During a Monday press briefing at the Pentagon, Dr. Mara Karlin — who is performing the duties of deputy undersecretary for policy — said the U.S. will reinforce infrastructure, rotate large numbers of aircraft and other weapons systems, and expand partnerships with allies in the Pacific.
Karlin said these new moves to bolster the U.S. military presence in the region come on the heels of the Pentagon’s latest Global Posture Review (GPR), which assesses the U.S. military posture around the world. The specifics of the GPR are classified, but Karlin provided some hints as to the review’s contents; particularly about how the U.S. will continue to shift its military focus toward countering the “pacing challenge” posed by China.
“Consistent with the Secretary’s focus on China as our pacing challenge, the priority region for the Global Posture Review was the Indo Pacific,” Karlin said. “The Global Posture Review directs additional cooperation with allies and partners across the region to advance initiatives that contribute to regional stability and deter potential military aggression from China and threats from North Korea.”
Karlin explained that the additional measures to deter aggression from China will include “enhancing infrastructure in Australia and the Pacific Islands, and planning rotational aircraft deployments in Australia.” Karlin explained that the infrastructure improvements the U.S. is seeking include things like expanded fuel and munitions storage and upgrades to airfields.
Karlin also said, “You’ll see ground forces training and increased logistics cooperation” in Australia.
Karlin also said there would be permanently stationing a previously rotational Attack Helicopter Squadron and Artillery Division Headquarters in South Korea. The decision puts those now permanent attack helicopters and artillery systems in a position to counter North Korean aggression.

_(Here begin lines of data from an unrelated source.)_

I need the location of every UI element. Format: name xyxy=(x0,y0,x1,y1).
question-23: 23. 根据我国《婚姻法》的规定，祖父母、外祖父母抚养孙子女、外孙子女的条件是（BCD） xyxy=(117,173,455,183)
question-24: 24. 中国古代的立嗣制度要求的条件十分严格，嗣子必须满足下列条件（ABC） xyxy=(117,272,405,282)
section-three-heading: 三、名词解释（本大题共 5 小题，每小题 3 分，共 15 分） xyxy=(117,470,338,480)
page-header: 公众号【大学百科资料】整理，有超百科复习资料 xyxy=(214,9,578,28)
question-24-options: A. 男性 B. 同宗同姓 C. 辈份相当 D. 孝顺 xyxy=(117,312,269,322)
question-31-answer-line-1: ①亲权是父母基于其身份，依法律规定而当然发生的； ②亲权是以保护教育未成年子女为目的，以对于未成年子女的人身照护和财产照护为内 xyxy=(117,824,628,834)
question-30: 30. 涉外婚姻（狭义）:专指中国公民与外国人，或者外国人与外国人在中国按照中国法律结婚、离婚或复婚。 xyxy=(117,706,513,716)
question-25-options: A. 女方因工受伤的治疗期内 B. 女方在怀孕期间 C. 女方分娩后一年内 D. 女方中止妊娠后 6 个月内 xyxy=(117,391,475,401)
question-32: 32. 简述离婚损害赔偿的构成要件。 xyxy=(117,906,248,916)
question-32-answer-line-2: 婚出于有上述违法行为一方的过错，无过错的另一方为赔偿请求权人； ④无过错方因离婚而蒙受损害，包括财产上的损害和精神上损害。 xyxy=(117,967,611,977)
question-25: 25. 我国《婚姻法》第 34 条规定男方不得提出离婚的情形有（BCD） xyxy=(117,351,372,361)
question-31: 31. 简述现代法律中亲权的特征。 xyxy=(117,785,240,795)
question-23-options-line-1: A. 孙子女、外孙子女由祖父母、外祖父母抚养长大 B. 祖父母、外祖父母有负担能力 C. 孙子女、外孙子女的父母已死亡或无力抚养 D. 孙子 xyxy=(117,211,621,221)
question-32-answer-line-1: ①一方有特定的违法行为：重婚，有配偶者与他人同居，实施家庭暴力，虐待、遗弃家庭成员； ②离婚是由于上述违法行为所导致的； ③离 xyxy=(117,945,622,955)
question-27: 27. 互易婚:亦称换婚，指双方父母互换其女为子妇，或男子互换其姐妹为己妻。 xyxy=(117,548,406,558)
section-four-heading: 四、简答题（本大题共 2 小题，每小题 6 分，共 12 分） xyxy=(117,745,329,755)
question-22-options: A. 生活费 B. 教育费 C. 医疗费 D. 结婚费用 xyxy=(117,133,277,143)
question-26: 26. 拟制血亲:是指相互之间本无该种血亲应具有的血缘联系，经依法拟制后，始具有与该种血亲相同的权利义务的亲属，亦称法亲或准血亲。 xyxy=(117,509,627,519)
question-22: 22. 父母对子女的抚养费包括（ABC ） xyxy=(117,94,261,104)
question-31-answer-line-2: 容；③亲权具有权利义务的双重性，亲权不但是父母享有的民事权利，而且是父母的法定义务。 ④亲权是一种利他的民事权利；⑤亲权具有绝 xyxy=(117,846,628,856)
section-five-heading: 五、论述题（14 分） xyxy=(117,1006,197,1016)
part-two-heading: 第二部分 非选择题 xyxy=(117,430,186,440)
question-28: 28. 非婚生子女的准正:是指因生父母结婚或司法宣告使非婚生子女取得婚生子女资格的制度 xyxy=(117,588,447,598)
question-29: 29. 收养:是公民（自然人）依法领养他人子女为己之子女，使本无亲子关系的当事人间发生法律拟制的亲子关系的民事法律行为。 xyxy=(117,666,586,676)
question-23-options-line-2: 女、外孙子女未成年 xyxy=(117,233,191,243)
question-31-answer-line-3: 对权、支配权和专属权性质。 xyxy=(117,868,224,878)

A defense official told CNN the latest Global Posture Review further frees up U.S. military resources for the Indo-Pacific region by “reducing” the number of U.S. troops and equipment in other areas of the world. The review states these moves are “to enable improved warfighting readiness and increased activities” in the Indo-Pacific.
Karlin did not provide many specifics as to how U.S. military resources from other parts of the world would be refocused in the Indo-Pacific region going forward. At one point, when she was asked if the recent U.S. departure from Afghanistan had specifically freed up resources to put towards the Indo-Pacific region, Karlin said, “We’re still doing analysis looking at it. The — as I briefly mentioned, the Global Posture Review, is prescribing some further analysis, both on the Middle East and Africa. And I think that the Afghanistan withdrawal is an important piece of that.”
In addition to the GPR’s focus on the Indo-Pacific, Karlin also said the review also “strengthens the combat credible deterrence against Russian aggression in Europe and enables NATO forces to operate more effectively.”
Karlin did not provide many specifics about how the U.S. is strengthening its posture against Russia, but did not the U.S. had called off plans to withdraw about 25,000 troops from Germany and actually increase the U.S. troop presence in the country further.
The defense official who spoke with CNN said the U.S. is seeking to “re-establish readiness” in Eastern Europe “with the goal of strengthening a combat credible deterrent vis a vis Russia and the specific requirements of that region.” The defense official did not elaborate further on the matter, when pressed for comment by CNN.